Boeing has been hiring workers to prepare for higher production rates, but those haven't materialized because production was limited by regulators after a door plug on an Alaska Airlines plane burst in January.

INDUSTRIAL ALARM

The one-year delay in 777X deliveries to 2026 was widely expected in the industry and brings the delay in deliveries of the 777 mini-jumbo successor to six years due to certification and testing delays.

Tim Clark, president of Emirates Airline, whose initial order for 150 jets helped launch the world's largest twin-engine jet more than a decade ago, hinted at commercial implications.

“We will have a serious conversation with them over the next few months,” he said in a statement. “I see no way that Boeing can provide meaningful forecasts on delivery dates.”

He was also the first senior industry official to express concerns privately whispered by some industry leaders in recent weeks about Boeing's ability to emerge unscathed from the worst crisis ever.

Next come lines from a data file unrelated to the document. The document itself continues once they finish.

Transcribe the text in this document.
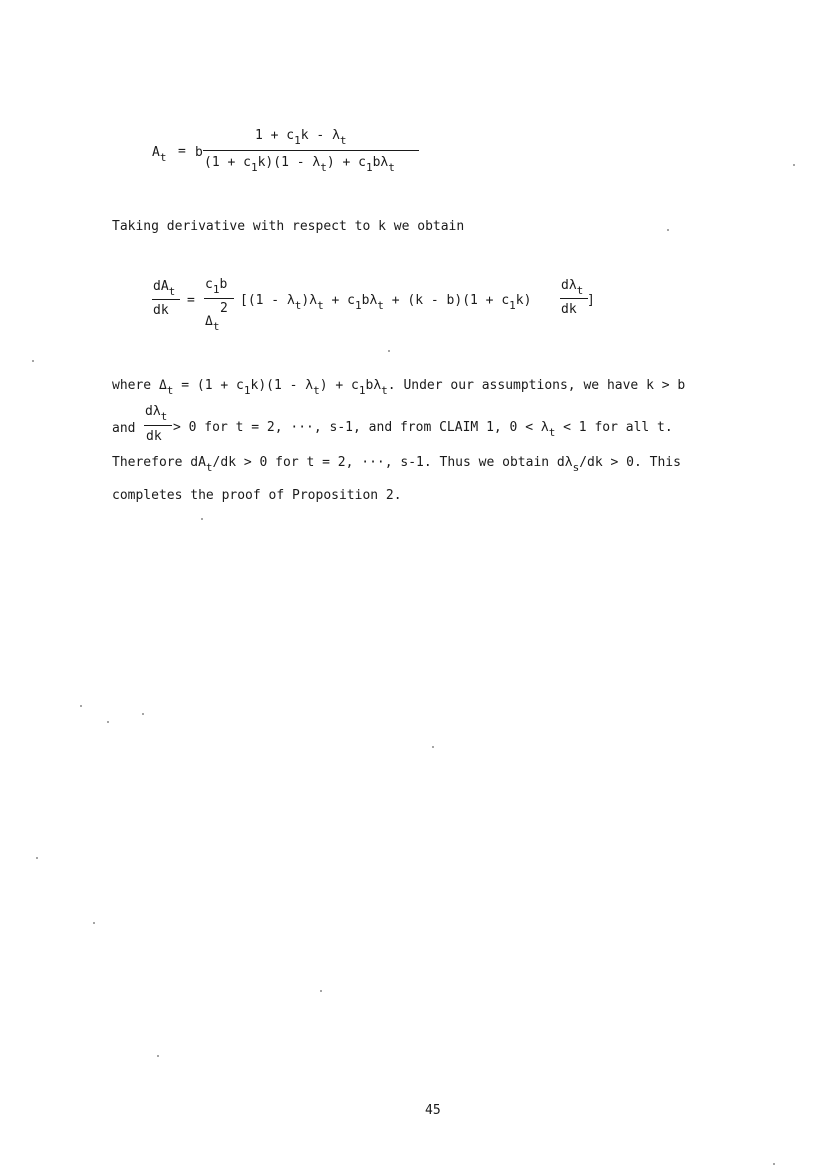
$A_t = b$
$1 + c_1k - \lambda_t$
$(1 + c_1k)(1 - \lambda_t) + c_1b\lambda_t$
Taking derivative with respect to k we obtain
$dA_t$
dk
=
$c_1b$
2
$\Delta_t$
[$(1 - \lambda_t)\lambda_t + c_1b\lambda_t + (k - b)(1 + c_1k)$
$d\lambda_t$
dk
]
where $\Delta_t = (1 + c_1k)(1 - \lambda_t) + c_1b\lambda_t$. Under our assumptions, we have k > b
and
$d\lambda_t$
dk
> 0 for t = 2, ···, s-1, and from CLAIM 1, $0 < \lambda_t < 1$ for all t.
Therefore $dA_t/dk > 0$ for t = 2, ···, s-1. Thus we obtain $d\lambda_s/dk > 0$. This
completes the proof of Proposition 2.
45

“Unless the company is able to raise funds through a rights issue, I see an imminent investment downgrade as Chapter 11 looms on the horizon,” Clark told Air Current, an aviation industry publication.

Emirates is the largest user of the 777 jet family, a long-haul workhorse whose initial success has been marred by delays to its successor and the crisis that has engulfed Boeing's smaller 737 cash cow over safety and quality problems.

Friday's announcements showed Boeing has just over $10 billion in gross cash, a much-touted figure that analysts said would ease some near-term pressure, while warning that the company still needs to raise cash by year's end.

Most analysts expect Boeing to raise up to $15 billion through a stock offering. But major airlines' perception of Boeing's financial risk remains a sensitive issue because many have billions of dollars in deposits with the plane maker – a risk that some are already trying to limit because of delays, industry sources say.

Boeing declined to comment on Clark's comments.

Ratings agency S&P has warned that Boeing is at risk of losing its prized investment-grade credit rating.